We had dinner with one rice farmer who lost his land when his village was taken.  He and others moved to another nearby location but they couldn't replace their rice farms in the local area.  The farmer, now the mayor of his small village, had to buy new rice land two hours away and must make that long drive back and forth to work in his new rice fields. I was told he spent time in prison for “obstructing” the expansion of the Army base during their protest campaign.

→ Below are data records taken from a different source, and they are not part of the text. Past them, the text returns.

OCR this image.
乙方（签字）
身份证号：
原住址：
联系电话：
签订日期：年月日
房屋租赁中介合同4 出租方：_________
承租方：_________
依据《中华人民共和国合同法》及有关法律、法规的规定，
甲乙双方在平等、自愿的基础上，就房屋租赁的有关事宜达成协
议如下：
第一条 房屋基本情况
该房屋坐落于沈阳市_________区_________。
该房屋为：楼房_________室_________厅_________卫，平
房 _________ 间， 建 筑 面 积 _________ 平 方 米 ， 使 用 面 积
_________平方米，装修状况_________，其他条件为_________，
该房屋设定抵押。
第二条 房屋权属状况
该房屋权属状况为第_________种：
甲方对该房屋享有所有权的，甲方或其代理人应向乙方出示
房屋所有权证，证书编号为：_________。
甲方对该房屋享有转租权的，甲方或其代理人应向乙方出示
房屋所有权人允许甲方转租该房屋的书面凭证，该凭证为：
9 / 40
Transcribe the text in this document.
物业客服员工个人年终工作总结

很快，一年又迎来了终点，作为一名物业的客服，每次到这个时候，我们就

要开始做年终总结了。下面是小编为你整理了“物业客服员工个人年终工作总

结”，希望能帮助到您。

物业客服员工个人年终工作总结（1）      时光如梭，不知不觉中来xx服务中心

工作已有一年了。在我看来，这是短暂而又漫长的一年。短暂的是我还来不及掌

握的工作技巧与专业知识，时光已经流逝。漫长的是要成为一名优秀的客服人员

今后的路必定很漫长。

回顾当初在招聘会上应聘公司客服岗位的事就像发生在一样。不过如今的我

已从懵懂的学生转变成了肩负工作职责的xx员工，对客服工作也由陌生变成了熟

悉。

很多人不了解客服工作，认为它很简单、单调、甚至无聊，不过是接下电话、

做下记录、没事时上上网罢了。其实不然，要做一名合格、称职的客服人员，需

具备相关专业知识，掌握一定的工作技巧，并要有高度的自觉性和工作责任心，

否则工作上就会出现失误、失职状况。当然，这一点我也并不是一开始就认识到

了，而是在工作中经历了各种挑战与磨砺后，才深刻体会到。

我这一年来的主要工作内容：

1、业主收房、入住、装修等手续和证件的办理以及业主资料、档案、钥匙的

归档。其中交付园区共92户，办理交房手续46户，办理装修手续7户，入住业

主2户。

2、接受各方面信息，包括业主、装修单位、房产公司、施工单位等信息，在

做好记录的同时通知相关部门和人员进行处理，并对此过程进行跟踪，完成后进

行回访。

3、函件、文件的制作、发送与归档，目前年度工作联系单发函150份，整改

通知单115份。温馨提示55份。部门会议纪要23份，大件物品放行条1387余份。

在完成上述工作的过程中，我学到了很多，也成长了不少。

The Pentagon currently has 27,500 troops in South Korea at 70 bases and military facilities.  In order to pay for the current expansion of its bases the US has demanded that the South Korean government pay for the big changes taking place at these military outposts.  (My liberal Democrat Congresswoman Chellie Pingree calls it 'burden sharing by the host nation'.) Thus for the Korean people it is a double insult – not only is their government an occupied client state of the US empire but the people must increasingly pay for unwanted US military operations inside of their country.

Our guide today several times, while driving us around the perimeter of the two bases, said, “The US is a bad country.”  I immediately thought how much I wished the American people could take this tour and hear his words.  This remarkable activist also spent time in prison for trying to protect his people from the American assault on their culture and way of life.  I was told that he helps take care of the elderly farmers who were not able to purchase new rice fields and now struggle to find ways to make money in order to survive.

I came away from Pyeongtaek today feeling sad, ashamed of the US, and disgusted with those many American people who don’t really care what happens to the people around the world who are displaced by US military bases – or are killed by the soldiers that make war from these outposts on behalf of corporate capitalism. 

I wish I could do even more to help spread solidarity for these good people who want nothing else but to be left alone. 

1 Comments:

Blogger Ken Jones said...

It's true. Our country is so evil. Thanks for the report, Bruce.